Nebraska nonprofits launch school choice recall petition at State Capitol
Opponents of LB753 worry public education will suffer at the expense of taxpayer dollars.
OMAHA, Neb. (WOWT) - A coalition of organizations, including public schools groups, began a petition drive Tuesday to ask Nebraskans whether a new law should stay or go.
Introduced by State Sen. Lou Ann Linehan of Elkhorn at Pillen’s request, the bill authorizes $25 million in tax credits for those who donate scholarships to private schools in Nebraska — one of two states that do not provide such schools with public funds.

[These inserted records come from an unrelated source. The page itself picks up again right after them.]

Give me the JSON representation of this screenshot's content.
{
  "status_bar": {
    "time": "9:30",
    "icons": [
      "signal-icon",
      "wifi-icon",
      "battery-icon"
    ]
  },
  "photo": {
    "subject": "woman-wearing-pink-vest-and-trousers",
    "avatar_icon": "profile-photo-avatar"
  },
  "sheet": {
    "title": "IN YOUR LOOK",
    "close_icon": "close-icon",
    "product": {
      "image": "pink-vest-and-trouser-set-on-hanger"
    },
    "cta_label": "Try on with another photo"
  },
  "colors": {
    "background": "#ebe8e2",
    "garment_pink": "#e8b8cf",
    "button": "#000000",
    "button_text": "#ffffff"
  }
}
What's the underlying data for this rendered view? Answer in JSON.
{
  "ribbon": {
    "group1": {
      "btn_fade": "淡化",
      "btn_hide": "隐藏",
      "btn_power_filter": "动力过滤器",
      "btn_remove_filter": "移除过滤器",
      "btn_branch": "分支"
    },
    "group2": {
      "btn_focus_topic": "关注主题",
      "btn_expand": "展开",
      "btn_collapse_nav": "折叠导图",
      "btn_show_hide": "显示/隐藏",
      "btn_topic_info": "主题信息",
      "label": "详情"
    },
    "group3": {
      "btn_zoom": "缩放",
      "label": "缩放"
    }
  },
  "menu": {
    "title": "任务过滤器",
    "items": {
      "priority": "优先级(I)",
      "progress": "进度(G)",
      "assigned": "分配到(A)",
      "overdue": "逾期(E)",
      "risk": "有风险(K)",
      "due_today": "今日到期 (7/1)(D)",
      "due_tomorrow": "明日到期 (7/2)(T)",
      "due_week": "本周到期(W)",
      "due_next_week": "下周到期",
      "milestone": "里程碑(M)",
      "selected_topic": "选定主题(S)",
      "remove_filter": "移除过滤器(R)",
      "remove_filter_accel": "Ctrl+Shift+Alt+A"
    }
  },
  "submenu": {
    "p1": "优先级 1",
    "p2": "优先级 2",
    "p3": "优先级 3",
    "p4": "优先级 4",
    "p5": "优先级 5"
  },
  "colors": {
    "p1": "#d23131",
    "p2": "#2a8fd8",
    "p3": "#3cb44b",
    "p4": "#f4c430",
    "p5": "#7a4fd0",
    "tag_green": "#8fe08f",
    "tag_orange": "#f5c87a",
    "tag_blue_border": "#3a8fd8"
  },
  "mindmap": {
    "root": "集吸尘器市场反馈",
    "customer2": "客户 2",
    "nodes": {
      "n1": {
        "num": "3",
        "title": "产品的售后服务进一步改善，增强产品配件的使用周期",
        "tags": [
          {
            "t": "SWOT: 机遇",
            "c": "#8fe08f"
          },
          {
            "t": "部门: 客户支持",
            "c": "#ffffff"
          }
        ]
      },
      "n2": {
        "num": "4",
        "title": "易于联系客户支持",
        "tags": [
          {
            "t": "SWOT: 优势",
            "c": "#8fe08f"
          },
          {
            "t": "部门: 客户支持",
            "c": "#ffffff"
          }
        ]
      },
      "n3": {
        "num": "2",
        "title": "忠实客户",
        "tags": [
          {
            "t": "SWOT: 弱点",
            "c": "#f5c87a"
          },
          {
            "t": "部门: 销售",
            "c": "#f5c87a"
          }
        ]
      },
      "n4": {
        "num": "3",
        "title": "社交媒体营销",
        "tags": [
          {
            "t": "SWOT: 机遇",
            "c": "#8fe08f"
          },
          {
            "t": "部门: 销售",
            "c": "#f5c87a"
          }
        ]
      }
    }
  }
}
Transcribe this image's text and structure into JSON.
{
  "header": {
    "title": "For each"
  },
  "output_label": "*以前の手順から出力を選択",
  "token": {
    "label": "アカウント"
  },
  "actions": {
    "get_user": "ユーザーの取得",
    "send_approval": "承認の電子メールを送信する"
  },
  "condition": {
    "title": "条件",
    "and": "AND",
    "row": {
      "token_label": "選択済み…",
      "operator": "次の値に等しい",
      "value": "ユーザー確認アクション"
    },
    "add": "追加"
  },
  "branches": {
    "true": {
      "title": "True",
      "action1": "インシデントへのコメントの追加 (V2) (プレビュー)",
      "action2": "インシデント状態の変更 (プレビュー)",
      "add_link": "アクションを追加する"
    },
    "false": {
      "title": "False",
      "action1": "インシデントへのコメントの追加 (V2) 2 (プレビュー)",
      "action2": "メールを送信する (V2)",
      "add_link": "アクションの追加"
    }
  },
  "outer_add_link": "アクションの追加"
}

“Today is about the kids and families in Nebraska whose lives will be changed thanks to the freedom to attend a school that best fits their needs. It has been my honor and privilege to be part of this effort,” Linehan said in a statement. She has been pushing for school choice for seven years.
Pillen said in a statement that the approval of the “Opportunity Scholarship Act” was “a huge is a huge step forward in giving Nebraska parents and students more school choice.”
Rev. Michael Williams of Omaha’s Mount Moriah Church signed the petition first as opponents of the bill gathered on the Capitol steps. Many argue the new law lacks transparency and accountability for private schools -- two tenets of public education.
There’s also a fear that while public schools must accept all students, private schools can pick and choose who they admit.
“Facts are the facts, and the facts are we’re not opposed to parents choosing the educational environment that fits their kids,” said Tim Royers of the Millard Education Association. “But we don’t want public dollars going to private schools. Public dollars need to go to schools that are accredited because under LB753 they don’t have to be accredited to receive this money.”
Organizers hope to gather 90,000 signatures in 90 days. If that happens, the issue would go up for a vote in the November 2024 general election.
Pillen spoke about the bill, saying, “As Nebraskans, we believe we should never, ever give up on a kid. This piece of legislation is part of my continuing commitment to put kids first so we can make our state a place where future generations can grow and thrive.”
“In Arizona, Louisiana, and Virginia -- states with similar programs -- analysis found that more than 60% of the tax credits ended up flowing to families with incomes of more than $200,000 per year,” said Dr. Rebecca Firestone with the OpenSky Policy Institute.
Linehan says she is deeply disappointed, along with 32 other senators who supported the bill, that Nebraska’s public education establishment has pursued the ballot initiative that would, if successful, in her view, deny opportunities to vulnerable and at-risk children. The petition is being circulated throughout the state.